Since we aren’t dependent on entry/exit events, we are able to encapsulate a more precise time measurement of your audience. This includes the time spent on the final page in a user’s session, and single-page visitors. And while heartbeat pixels still technically estimate actual time spent, they are markedly more accurate in terms of actual engagement on the page. Note that customers who implemented Facebook Instant Article tracking prior to June 2018 must adjust their integration code to capture engaged time on this platform.
How do I implement an accurate shares integration?
It’s important to keep your share URLs consistent with your Parse.ly canonical URL. Parse.ly looks at the
<link rel="canonical"> tag and the
<meta property="og:url"> tag when determining the possible aliases for a post. If these URLs are different, it can cause incorrect reporting of not just shares, but pageviews, visitors, etc. in the dashboard as well.I’m still not sure about this. Can I get more information?
More information on properly configuring URLs for accurate Shares data can be found here.

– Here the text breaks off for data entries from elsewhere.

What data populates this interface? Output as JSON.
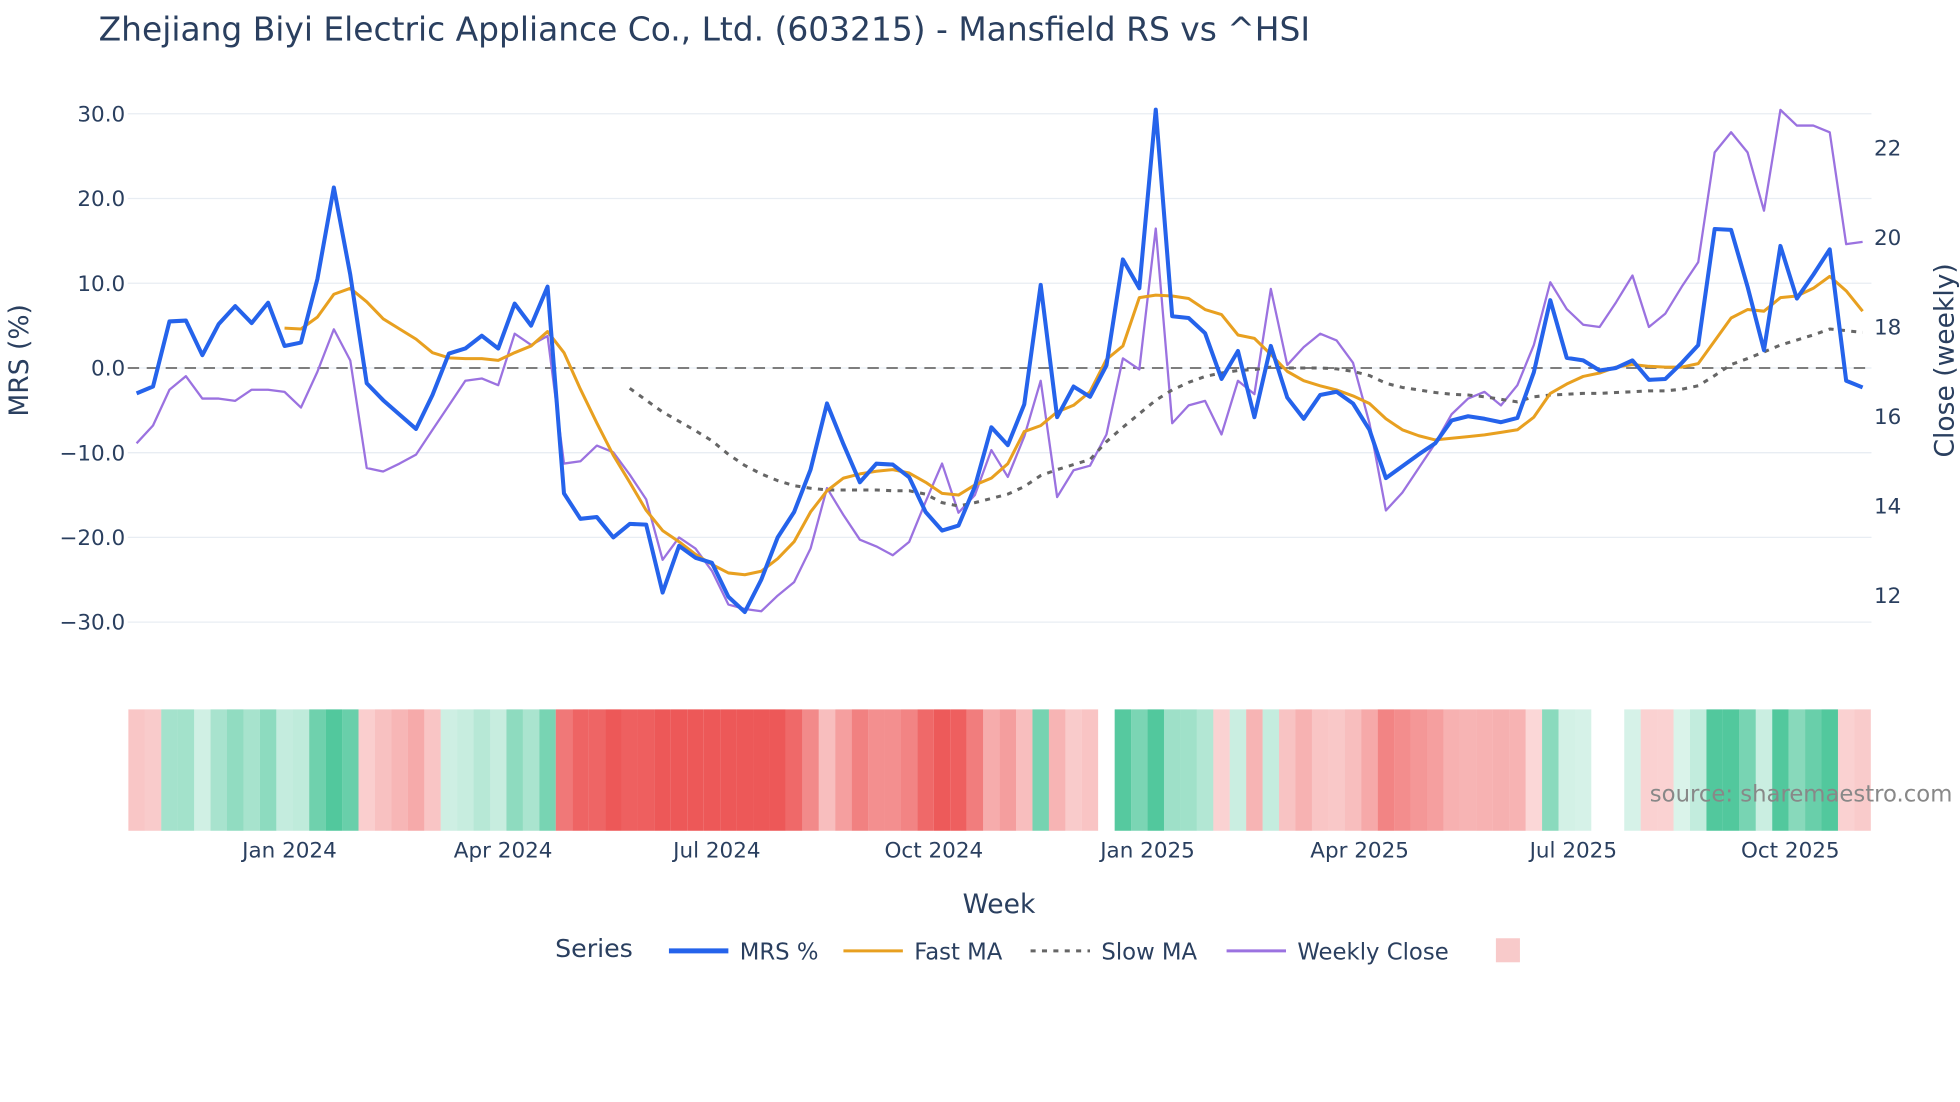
{
  "chart_data": {
    "type": "line",
    "title": "Zhejiang Biyi Electric Appliance Co., Ltd. (603215) - Mansfield RS vs ^HSI",
    "xlabel": "Week",
    "ylabel": "MRS (%)",
    "y2label": "Close (weekly)",
    "ylim": [
      -33,
      31
    ],
    "y2lim": [
      11.3,
      23.4
    ],
    "yticks": [
      "30.0",
      "20.0",
      "10.0",
      "0.0",
      "−10.0",
      "−20.0",
      "−30.0"
    ],
    "ytick_values": [
      30,
      20,
      10,
      0,
      -10,
      -20,
      -30
    ],
    "y2ticks": [
      "22",
      "20",
      "18",
      "16",
      "14",
      "12"
    ],
    "y2tick_values": [
      22,
      20,
      18,
      16,
      14,
      12
    ],
    "xticks": [
      "Jan 2024",
      "Apr 2024",
      "Jul 2024",
      "Oct 2024",
      "Jan 2025",
      "Apr 2025",
      "Jul 2025",
      "Oct 2025"
    ],
    "xtick_week_index": [
      9.3,
      22.3,
      35.3,
      48.5,
      61.5,
      74.4,
      87.4,
      100.6
    ],
    "source": "source: sharemaestro.com",
    "legend_title": "Series",
    "legend_position": "bottom",
    "series": [
      {
        "name": "MRS %",
        "color": "#2563eb",
        "axis": "left",
        "values": [
          -3,
          -2.2,
          5.5,
          5.6,
          1.5,
          5.2,
          7.3,
          5.3,
          7.7,
          2.6,
          3,
          10.5,
          21.3,
          11,
          -1.8,
          -3.8,
          -5.5,
          -7.2,
          -3.2,
          1.7,
          2.3,
          3.8,
          2.3,
          7.6,
          5,
          9.6,
          -14.8,
          -17.8,
          -17.6,
          -20,
          -18.4,
          -18.5,
          -26.5,
          -21,
          -22.4,
          -23,
          -27,
          -28.8,
          -25,
          -20,
          -17,
          -12,
          -4.2,
          -9,
          -13.5,
          -11.3,
          -11.4,
          -12.9,
          -17,
          -19.2,
          -18.6,
          -14,
          -7,
          -9.1,
          -4.3,
          9.8,
          -5.8,
          -2.2,
          -3.4,
          0.3,
          12.8,
          9.4,
          30.5,
          6.1,
          5.9,
          4.1,
          -1.3,
          2,
          -5.8,
          2.6,
          -3.5,
          -6,
          -3.2,
          -2.8,
          -4.2,
          -7.3,
          -13,
          -11.6,
          -10.2,
          -8.9,
          -6.2,
          -5.7,
          -6,
          -6.4,
          -5.9,
          -0.5,
          8,
          1.2,
          0.9,
          -0.3,
          0,
          0.9,
          -1.4,
          -1.3,
          0.6,
          2.7,
          16.4,
          16.3,
          9.6,
          2.1,
          14.4,
          8.2,
          11,
          14,
          -1.5,
          -2.3
        ]
      },
      {
        "name": "Fast MA",
        "color": "#e8a020",
        "axis": "left",
        "values": [
          null,
          null,
          null,
          null,
          null,
          null,
          null,
          null,
          null,
          4.7,
          4.6,
          6,
          8.7,
          9.4,
          7.8,
          5.8,
          4.6,
          3.4,
          1.8,
          1.2,
          1.1,
          1.1,
          0.9,
          1.8,
          2.6,
          4.3,
          1.8,
          -2.5,
          -6.5,
          -10.3,
          -13.5,
          -16.8,
          -19.2,
          -20.5,
          -22,
          -23.2,
          -24.2,
          -24.4,
          -24,
          -22.5,
          -20.5,
          -17,
          -14.5,
          -13,
          -12.5,
          -12.2,
          -12,
          -12.4,
          -13.5,
          -14.8,
          -15,
          -13.8,
          -13,
          -11.3,
          -7.5,
          -6.8,
          -5.2,
          -4.4,
          -2.8,
          1,
          2.6,
          8.3,
          8.6,
          8.5,
          8.2,
          6.9,
          6.3,
          3.9,
          3.5,
          1.6,
          -0.4,
          -1.5,
          -2.1,
          -2.6,
          -3.3,
          -4.2,
          -6,
          -7.3,
          -8,
          -8.5,
          -8.3,
          -8.1,
          -7.9,
          -7.6,
          -7.3,
          -5.8,
          -3,
          -1.9,
          -1,
          -0.6,
          0.1,
          0.4,
          0.2,
          0.1,
          0.1,
          0.5,
          3.2,
          5.9,
          6.9,
          6.7,
          8.3,
          8.5,
          9.4,
          10.8,
          9.1,
          6.7
        ]
      },
      {
        "name": "Slow MA",
        "color": "#666666",
        "axis": "left",
        "dash": true,
        "values": [
          null,
          null,
          null,
          null,
          null,
          null,
          null,
          null,
          null,
          null,
          null,
          null,
          null,
          null,
          null,
          null,
          null,
          null,
          null,
          null,
          null,
          null,
          null,
          null,
          null,
          null,
          null,
          null,
          null,
          null,
          -2.4,
          -3.8,
          -5.2,
          -6.3,
          -7.4,
          -8.6,
          -10.2,
          -11.5,
          -12.5,
          -13.3,
          -13.9,
          -14.2,
          -14.4,
          -14.4,
          -14.4,
          -14.4,
          -14.5,
          -14.5,
          -14.9,
          -15.9,
          -16.3,
          -15.9,
          -15.4,
          -14.9,
          -14,
          -12.7,
          -12,
          -11.4,
          -10.8,
          -8.7,
          -7,
          -5.4,
          -3.8,
          -2.6,
          -1.7,
          -1,
          -0.6,
          -0.3,
          -0.2,
          0.1,
          0,
          0,
          0,
          -0.1,
          -0.4,
          -0.9,
          -1.8,
          -2.3,
          -2.6,
          -2.9,
          -3.1,
          -3.2,
          -3.4,
          -3.7,
          -4,
          -3.4,
          -3.2,
          -3.1,
          -3,
          -3,
          -2.9,
          -2.8,
          -2.7,
          -2.7,
          -2.5,
          -2.1,
          -0.9,
          0.4,
          1.1,
          1.9,
          2.7,
          3.3,
          3.9,
          4.6,
          4.4,
          4.2
        ]
      },
      {
        "name": "Weekly Close",
        "color": "#9b72e0",
        "axis": "right",
        "values": [
          15.4,
          15.8,
          16.6,
          16.9,
          16.4,
          16.4,
          16.35,
          16.6,
          16.6,
          16.55,
          16.2,
          17,
          17.95,
          17.25,
          14.85,
          14.77,
          14.95,
          15.15,
          15.7,
          16.25,
          16.8,
          16.85,
          16.7,
          17.85,
          17.6,
          17.8,
          14.95,
          15,
          15.35,
          15.2,
          14.7,
          14.15,
          12.8,
          13.3,
          13.05,
          12.55,
          11.8,
          11.7,
          11.65,
          12,
          12.3,
          13.05,
          14.4,
          13.8,
          13.25,
          13.1,
          12.9,
          13.2,
          14.1,
          14.95,
          13.85,
          14.25,
          15.25,
          14.65,
          15.55,
          16.8,
          14.2,
          14.8,
          14.9,
          15.6,
          17.3,
          17.05,
          20.2,
          15.85,
          16.25,
          16.35,
          15.6,
          16.8,
          16.5,
          18.85,
          17.15,
          17.55,
          17.85,
          17.7,
          17.2,
          15.85,
          13.9,
          14.3,
          14.85,
          15.4,
          16.05,
          16.4,
          16.55,
          16.25,
          16.7,
          17.6,
          19,
          18.4,
          18.05,
          18,
          18.55,
          19.15,
          18,
          18.3,
          18.9,
          19.45,
          21.9,
          22.35,
          21.9,
          20.6,
          22.85,
          22.5,
          22.5,
          22.35,
          19.85,
          19.9
        ]
      }
    ]
  }
}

Where’s my LinkedIn share data?
In February 2018, LinkedIn turned off access to shares data from their network. Parse.ly continued to display past data for several months to allow for historical analysis but eventually, removed it from the dashboard.
Why isn’t my post showing in the dashboard?
These are the two main reasons that would lead to a post not appearing in the dashboard.
1. Not Enough Traffic.
Data is collected only for posts that receive more than 3 page views on a given day.
2. Meta data extraction problem.
Before posts can be included in the dashboard, we must collect the title, link, and other meta data from the post. If there is a problem while extracting post meta data, that will prevent the post from appearing in the dashboard. Note that url values in the pageview pixel and in your metadata cannot be relative paths (e.g. “/article” as opposed to “http://www.example.com/article“). They have to be full URLs, not relative URLs. If you suspect that there may be a problem with one of your posts, you can use the validator tool to verify that the meta data can be extracted successfully.